This year’s keynote speaker is Iris van der Tuin from Utrecht University.
Iris: “During Utrecht University’s previous Strategic Plan period (2020-2025), I served as Dean for Interdisciplinary Education. My university-wide task was threefold: I was to ensure that UU’s interdisciplinary education was of the highest possible quality; that as many teachers as possible participated in its (re)design, delivery, and evaluation; and that as many students as possible were able to take part in faculty- and department-transcending courses, minors, tracks.

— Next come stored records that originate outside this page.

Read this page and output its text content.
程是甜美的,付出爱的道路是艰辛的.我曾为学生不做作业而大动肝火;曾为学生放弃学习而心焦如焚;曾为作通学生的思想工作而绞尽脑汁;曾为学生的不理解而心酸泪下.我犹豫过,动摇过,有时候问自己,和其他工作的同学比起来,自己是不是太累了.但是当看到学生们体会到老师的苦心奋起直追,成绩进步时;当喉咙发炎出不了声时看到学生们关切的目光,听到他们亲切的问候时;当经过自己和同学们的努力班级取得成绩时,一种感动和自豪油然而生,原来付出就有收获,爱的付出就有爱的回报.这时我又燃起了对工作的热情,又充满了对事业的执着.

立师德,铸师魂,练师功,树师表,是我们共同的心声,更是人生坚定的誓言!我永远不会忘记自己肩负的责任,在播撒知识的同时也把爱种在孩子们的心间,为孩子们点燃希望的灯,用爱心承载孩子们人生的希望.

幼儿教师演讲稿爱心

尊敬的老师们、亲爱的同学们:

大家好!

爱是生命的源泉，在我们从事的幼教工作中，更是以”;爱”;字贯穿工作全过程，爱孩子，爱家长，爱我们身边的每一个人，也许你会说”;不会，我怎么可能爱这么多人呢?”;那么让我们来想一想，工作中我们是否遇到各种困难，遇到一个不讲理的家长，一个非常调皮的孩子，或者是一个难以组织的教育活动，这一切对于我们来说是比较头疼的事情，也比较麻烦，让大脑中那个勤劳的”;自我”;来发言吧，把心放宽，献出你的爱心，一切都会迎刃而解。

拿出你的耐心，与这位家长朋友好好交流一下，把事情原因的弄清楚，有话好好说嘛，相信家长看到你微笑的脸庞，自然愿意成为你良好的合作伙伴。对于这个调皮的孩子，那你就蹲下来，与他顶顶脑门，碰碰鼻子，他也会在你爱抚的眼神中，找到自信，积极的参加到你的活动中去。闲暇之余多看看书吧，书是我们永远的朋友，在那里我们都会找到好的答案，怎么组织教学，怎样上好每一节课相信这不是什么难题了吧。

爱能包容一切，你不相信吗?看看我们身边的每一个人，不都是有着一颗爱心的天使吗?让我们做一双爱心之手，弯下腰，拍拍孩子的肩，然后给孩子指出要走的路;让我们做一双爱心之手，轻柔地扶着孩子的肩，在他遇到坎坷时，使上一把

My role came with responsibility: among other things, I was to engage all of the university’s disciplines, both epistemically and socially. The strategy chosen by the so-called IDE team was conceptual: disciplined interdisciplinarity (Van Lambalgen and Van der Tuin 2024; Repko and Szostak 2025; Van der Tuin ed. 2025), as a versatile concept, was to guide the university’s interdisciplinary educational endeavours.
This keynote evaluates this strategy not only by considering alternatives to concept-driven interdisciplinarity through a reading of Apostel’s rich 1972 volume Interdisciplinarity: Problems of Teaching and Research in Universities, thereby reflecting on the many approaches to interdisciplinarity the book contains, but also by response-ably (Haraway 2008) engaging with colleagues’ epistemic and institutional reactions to disciplined interdisciplinarity, and to concept-driven interdisciplinarity per se.
For the latter reflection, I will use the case study ‘Strategieën voor institutionalisering van inter- en transdisciplinair onderwijs aan de UU’ [Strategies for Institutionalizing Interdisciplinary and Transdisciplinary Education at UU], written by a team of colleagues from the Institute for Interdisciplinary Studies at the University of Amsterdam on the basis of a focus group of 21 Utrecht-based participants (De Greef, Wenting, Schuitmaker-Warnaar, and Zijlstra 2026).”